会津大5G活用、KDDIと協定 ロボット研究遠隔実験促進

 
協定書を交わした宮崎学長(左)と松野副本部長

 会津大と通信大手KDDI(東京都)は29日、最先端技術の研究開発や人材育成を目的とする包括的連携協定を締結した。高速大容量の第5世代(5G)移動通信システムを活用し、ロボットの研究開発などの促進を図る。

 学内に基地局設置

 同社と県内の大学との協定締結は初めて。協定に基づき、KDDIが会津大に5G基地局を設置。5Gを活用することで、これまで通信遅延の弊害が生じていたロボット研究開発の遠隔実験や操作が円滑になるという。

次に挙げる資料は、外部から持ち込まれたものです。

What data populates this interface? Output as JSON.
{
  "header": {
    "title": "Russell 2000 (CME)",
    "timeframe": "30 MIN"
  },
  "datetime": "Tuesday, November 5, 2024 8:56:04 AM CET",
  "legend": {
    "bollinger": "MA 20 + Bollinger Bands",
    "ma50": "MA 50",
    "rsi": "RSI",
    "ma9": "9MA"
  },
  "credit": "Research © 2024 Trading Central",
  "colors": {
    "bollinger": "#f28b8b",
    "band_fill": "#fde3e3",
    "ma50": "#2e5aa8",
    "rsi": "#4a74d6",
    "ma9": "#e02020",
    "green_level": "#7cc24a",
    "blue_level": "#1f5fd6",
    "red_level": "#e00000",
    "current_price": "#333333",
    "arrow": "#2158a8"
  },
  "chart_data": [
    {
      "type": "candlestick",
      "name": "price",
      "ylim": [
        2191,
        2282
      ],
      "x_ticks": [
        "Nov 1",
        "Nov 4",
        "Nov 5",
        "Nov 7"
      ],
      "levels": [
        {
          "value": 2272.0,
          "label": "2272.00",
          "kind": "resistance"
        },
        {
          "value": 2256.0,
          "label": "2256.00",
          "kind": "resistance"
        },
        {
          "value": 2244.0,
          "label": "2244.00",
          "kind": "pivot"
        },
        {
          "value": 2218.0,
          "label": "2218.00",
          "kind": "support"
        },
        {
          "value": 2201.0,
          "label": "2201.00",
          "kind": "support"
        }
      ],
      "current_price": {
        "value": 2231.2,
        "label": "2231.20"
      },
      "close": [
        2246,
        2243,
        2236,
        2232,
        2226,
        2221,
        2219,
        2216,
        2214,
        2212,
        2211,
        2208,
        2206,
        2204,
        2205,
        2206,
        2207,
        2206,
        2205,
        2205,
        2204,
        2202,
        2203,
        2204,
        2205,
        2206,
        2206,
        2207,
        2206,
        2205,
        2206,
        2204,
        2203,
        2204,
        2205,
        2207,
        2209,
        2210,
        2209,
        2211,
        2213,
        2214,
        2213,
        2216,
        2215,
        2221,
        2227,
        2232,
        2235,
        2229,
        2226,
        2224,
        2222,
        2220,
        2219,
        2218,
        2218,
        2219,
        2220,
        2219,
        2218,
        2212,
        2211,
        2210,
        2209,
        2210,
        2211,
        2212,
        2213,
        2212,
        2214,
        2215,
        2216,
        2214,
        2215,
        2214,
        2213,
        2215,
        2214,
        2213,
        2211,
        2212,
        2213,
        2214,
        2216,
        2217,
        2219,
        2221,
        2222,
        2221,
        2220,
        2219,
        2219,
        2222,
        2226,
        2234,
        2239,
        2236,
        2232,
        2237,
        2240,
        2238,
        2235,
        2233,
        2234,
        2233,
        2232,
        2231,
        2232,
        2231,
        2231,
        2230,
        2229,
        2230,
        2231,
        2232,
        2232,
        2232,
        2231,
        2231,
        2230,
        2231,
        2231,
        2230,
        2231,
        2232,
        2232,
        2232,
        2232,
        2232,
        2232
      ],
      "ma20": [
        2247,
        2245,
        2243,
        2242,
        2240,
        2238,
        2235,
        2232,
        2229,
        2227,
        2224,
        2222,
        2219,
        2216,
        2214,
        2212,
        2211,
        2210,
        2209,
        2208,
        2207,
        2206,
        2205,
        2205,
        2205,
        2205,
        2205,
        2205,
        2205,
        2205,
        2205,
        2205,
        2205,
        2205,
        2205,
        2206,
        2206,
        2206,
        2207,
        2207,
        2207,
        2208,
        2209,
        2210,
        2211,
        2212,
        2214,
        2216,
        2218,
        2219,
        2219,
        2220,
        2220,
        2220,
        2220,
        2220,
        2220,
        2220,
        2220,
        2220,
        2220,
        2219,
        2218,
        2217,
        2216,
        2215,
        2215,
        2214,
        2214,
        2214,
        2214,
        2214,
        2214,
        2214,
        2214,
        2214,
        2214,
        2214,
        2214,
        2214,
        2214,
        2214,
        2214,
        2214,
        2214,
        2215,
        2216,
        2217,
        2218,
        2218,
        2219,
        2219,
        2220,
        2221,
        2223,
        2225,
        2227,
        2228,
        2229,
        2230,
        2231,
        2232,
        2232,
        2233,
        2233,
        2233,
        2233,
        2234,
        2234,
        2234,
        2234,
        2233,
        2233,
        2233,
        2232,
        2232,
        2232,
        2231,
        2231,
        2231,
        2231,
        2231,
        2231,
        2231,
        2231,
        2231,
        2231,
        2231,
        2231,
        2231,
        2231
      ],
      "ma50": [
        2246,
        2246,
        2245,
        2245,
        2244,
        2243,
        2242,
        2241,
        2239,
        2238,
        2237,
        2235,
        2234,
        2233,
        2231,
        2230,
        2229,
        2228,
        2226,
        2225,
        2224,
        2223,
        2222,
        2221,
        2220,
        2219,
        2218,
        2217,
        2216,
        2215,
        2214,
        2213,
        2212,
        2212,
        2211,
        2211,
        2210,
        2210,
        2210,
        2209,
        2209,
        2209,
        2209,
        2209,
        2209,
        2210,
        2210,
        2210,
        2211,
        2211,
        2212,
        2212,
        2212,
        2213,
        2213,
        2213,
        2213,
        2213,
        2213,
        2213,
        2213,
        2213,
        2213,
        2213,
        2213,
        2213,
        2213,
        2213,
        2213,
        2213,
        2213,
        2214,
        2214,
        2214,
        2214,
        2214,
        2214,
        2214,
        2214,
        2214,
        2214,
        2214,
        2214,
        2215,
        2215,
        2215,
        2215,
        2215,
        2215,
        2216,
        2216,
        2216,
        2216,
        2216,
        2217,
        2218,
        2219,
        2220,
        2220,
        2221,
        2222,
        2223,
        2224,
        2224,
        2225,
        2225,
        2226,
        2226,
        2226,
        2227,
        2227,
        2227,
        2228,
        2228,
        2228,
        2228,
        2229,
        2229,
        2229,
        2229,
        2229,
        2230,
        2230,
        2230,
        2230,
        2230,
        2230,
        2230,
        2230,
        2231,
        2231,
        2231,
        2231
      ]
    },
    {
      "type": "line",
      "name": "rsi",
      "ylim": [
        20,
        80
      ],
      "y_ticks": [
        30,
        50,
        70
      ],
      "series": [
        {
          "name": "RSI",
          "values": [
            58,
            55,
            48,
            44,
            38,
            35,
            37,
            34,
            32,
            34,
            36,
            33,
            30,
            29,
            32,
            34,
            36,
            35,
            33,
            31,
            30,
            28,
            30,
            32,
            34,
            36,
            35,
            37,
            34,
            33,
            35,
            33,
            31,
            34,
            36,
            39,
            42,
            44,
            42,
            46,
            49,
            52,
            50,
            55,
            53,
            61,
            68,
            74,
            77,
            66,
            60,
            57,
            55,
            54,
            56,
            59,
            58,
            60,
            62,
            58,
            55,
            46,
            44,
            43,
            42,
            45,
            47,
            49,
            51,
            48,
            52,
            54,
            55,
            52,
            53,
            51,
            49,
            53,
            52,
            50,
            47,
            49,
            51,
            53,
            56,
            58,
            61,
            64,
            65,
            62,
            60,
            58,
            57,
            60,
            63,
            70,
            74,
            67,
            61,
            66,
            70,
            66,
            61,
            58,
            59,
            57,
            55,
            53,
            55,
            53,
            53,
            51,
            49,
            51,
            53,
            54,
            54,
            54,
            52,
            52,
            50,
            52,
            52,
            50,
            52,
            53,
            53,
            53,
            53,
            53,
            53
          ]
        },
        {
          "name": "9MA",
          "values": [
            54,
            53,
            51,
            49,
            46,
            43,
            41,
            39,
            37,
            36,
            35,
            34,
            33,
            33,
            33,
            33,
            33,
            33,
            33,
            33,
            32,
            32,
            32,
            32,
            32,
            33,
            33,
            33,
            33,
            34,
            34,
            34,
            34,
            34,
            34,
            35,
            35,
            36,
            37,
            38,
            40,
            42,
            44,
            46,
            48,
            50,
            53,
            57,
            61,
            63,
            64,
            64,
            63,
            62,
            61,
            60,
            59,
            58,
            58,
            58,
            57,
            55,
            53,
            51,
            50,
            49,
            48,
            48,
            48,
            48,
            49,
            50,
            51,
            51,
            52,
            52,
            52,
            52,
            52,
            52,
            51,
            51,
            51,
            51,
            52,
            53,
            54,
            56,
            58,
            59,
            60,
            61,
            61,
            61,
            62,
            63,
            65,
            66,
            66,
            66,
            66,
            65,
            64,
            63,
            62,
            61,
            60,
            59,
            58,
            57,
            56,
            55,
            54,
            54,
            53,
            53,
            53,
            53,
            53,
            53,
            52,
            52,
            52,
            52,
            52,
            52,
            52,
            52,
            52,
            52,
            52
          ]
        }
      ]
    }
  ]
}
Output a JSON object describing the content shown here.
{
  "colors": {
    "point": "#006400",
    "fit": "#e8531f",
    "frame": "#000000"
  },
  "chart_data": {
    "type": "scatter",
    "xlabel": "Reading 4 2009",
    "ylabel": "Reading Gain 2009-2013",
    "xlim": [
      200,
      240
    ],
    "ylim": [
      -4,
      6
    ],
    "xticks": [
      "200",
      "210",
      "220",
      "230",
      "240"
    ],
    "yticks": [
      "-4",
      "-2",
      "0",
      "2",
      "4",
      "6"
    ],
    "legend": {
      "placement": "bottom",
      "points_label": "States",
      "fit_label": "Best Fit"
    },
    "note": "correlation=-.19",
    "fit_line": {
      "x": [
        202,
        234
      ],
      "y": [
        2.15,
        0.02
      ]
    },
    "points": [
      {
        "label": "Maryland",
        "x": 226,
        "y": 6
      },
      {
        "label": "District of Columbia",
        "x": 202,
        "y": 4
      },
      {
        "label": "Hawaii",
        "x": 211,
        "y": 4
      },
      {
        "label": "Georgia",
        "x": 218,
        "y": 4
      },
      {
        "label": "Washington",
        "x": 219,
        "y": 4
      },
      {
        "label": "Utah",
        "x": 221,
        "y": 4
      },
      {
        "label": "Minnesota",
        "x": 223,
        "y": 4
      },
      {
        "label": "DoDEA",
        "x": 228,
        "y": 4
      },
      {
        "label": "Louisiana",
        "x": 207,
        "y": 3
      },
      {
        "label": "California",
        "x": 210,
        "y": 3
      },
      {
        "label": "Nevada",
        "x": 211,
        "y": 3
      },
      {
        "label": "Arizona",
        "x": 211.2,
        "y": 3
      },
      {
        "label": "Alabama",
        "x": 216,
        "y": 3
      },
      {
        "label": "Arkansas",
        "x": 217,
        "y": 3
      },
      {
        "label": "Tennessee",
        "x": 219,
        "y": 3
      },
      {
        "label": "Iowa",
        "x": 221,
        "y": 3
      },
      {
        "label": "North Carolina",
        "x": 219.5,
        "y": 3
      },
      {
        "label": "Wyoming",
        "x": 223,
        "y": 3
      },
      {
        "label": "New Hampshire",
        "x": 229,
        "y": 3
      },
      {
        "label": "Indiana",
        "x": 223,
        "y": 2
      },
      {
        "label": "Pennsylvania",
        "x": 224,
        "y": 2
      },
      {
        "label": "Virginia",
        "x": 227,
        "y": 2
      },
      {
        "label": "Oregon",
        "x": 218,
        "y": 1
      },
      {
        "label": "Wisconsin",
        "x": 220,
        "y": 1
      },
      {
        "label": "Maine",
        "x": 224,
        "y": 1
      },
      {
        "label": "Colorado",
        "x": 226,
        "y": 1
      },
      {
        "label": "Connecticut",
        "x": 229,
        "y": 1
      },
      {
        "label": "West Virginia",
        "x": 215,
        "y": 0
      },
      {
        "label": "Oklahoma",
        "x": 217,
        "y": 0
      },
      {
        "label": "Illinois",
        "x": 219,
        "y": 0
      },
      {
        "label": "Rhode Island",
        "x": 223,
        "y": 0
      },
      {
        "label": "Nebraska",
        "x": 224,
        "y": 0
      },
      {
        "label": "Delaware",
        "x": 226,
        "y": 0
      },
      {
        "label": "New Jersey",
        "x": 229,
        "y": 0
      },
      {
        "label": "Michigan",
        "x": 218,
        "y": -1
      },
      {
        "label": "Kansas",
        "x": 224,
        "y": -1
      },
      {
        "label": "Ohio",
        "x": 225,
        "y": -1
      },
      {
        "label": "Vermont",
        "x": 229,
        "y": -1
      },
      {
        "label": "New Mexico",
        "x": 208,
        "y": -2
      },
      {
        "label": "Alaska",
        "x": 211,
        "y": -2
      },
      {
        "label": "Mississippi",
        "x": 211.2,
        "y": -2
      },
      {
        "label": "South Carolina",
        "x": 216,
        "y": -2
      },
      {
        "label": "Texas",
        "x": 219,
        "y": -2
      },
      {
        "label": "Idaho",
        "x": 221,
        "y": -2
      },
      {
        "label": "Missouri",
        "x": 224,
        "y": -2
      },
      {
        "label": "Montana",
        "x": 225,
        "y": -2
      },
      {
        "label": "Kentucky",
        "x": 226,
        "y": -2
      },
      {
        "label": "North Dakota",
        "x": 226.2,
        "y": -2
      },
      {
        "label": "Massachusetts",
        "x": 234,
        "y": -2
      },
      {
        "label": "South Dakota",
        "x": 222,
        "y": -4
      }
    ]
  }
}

 また、学生のオンライン授業にも5Gを活用し、技術革新を担う人材育成につなげる。オンラインで学生に先端技術を実際に体験してもらう機会を増やしたり、研究に最大活用するための環境を整備する。

 ほかにも、人工知能(AI)の画像解析などによる医療分野との連携や、情報通信技術(ICT)を活用する地域のものづくり企業のデジタル化などへの貢献も図る。

 締結式は同日、会津大で行われ、宮崎敏明学長とKDDIの松野茂樹経営戦略本部副本部長が協定書に署名した。宮崎学長は「5Gを用いた研究開発に積極的に取り組み、地域のニーズに応えていきたい」と語った。